The James Silberrad Brown Center for Artificial Intelligence is a new hub of AI research that San Diego State has established. The director informed me that the studies conducted in the past, which were labeled as “big data,” will join forces under this center.
Center director Aaron Elkins says:
“We were working in this field of research that was multidisciplinary. Statistics, machine learning and engineering coming together. But we didn’t have a good name for it.”
“AI has become the brand of it now.”
SDSU’s artificial intelligence uses cameras and sensors to build a data set depending on the context. Elkins, a management information systems professor, discusses this AI implementation.
ChatGPT, as opposed to such systems, utilizes a computer-based AI which gathers and breaks down data passively from the internet. According to Professor Hopkins, combining this process with signal-processing techniques can produce more accurate results.
Elkins went on to say:
“They just go onto the web and grab pictures and grab websites.”
“Wikipedia is just dumped into it and it’s learned from. Which is awesome. But we work on the kind of problems you can’t get any other way than getting into the environment and capturing those data.”
Drawing on artificial intelligence, Elkins and his team have provided services for the Department of Defense and Homeland Security. The work includes a plethora of research initiatives.
Sailors aboard Navy ships can now utilize virtual reality headgear to fix not-working mechanisms on a ship. Through this system, they can focus more effectively on the broken part and get it functioning again.
A border enforcement system employs the same concept of Artificial Intelligence (AI) interacting with the environment and evaluating possible security threats. AI is utilized to scan for danger using a variety of sensors and detectors that evaluate the surroundings for potential risk or harm.

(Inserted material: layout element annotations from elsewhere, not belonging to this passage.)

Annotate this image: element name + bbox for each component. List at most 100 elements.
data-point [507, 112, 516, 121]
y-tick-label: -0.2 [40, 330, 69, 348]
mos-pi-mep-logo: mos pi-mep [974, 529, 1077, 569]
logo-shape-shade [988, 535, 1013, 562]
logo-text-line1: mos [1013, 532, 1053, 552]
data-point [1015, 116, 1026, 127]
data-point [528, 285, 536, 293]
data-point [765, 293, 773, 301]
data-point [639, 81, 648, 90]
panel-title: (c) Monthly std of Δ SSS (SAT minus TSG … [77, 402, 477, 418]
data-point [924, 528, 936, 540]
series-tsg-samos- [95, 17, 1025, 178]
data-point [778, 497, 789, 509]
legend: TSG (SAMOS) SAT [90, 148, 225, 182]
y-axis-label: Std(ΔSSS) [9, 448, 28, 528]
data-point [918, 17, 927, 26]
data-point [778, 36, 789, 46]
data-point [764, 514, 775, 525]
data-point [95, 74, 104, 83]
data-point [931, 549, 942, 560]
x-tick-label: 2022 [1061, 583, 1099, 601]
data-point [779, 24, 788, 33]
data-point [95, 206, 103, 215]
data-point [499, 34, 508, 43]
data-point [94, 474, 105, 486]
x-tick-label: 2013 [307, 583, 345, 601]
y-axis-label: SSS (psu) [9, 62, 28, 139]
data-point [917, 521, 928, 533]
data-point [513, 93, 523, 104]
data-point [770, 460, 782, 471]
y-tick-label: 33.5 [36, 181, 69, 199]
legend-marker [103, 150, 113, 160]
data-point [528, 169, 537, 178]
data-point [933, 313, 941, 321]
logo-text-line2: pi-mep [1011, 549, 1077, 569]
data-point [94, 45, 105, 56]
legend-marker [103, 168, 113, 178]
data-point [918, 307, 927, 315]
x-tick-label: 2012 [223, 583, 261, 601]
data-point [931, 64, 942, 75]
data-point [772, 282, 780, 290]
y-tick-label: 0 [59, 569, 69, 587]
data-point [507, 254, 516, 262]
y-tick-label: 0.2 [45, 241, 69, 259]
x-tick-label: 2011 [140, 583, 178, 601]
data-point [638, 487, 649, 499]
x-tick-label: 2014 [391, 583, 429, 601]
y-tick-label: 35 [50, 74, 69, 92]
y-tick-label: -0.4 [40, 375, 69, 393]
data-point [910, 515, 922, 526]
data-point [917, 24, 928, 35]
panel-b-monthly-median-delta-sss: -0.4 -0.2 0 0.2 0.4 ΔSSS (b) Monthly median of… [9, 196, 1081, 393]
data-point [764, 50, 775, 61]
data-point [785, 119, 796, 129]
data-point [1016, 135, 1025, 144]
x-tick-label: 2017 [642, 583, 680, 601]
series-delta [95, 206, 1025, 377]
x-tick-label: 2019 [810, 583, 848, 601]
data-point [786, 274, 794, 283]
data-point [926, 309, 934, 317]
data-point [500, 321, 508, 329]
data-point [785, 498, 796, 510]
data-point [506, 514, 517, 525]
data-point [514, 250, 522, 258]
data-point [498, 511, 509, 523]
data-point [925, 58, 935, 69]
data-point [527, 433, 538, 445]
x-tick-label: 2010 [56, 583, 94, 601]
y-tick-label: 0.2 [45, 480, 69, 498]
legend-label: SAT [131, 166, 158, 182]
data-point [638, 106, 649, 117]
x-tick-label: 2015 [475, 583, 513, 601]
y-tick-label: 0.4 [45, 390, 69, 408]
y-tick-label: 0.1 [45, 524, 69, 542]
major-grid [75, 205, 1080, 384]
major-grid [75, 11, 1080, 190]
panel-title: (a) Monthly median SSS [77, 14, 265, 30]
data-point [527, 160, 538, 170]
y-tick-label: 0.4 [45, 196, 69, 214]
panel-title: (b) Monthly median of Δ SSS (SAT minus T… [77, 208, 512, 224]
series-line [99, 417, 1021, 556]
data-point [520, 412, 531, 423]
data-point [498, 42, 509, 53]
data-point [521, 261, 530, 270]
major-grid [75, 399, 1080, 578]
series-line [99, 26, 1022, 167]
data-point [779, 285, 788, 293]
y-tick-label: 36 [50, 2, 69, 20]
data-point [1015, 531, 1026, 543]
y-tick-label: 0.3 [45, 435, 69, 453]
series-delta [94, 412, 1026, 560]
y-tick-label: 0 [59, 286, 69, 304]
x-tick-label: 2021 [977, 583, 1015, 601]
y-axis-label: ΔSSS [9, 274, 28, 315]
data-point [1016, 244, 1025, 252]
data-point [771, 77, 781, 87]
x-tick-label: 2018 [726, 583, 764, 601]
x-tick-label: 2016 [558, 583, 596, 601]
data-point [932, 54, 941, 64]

Elkins draws attention to a robot featuring a human-like face projected on its screen, which can be used for interviewing individuals demanding to cross the border.
Elkins continues to say:
“It talks to you. It’s engaging you in dialogue like Alexa does, but at the same time the sensors are measuring your behavior and it’s kind of assessing the interview for a decision to pass it along to another human for an intervention, or to clear you.”
Not only Elkins but also students power the SDSU AI center. One student at the center spoke of her involvement in a big data project with Baylor University, hoping to use artificial intelligence to identify factors and patterns that could lead to bipolar disorder.
Karenina Zaballa oversees student research at the AI center, where she is the lead.
Karenina Zaballa says:
“To find relationships with (the kids’) comorbidities, past health history, their medication. That kind of thing.”
Saul Garcia has been spending some time with the mascot at the center: a white, 3-foot-tall robot known as Pepper. Utilizing ChatGPT technology, he is trying to make Pepper into a robot with whom it is possible to converse.
Garcia says:
“With ChatGPT the responses are very natural. They don’t seem robotic at all. So people will be more comfortable sharing information with Pepper.”
The new research facility for AI at SDSU represents a significant step forward in the development of this transformative technology. With access to cutting-edge resources and a collaborative environment, researchers at this facility are well-positioned to make significant contributions to AI and help shape the future of this rapidly evolving technology.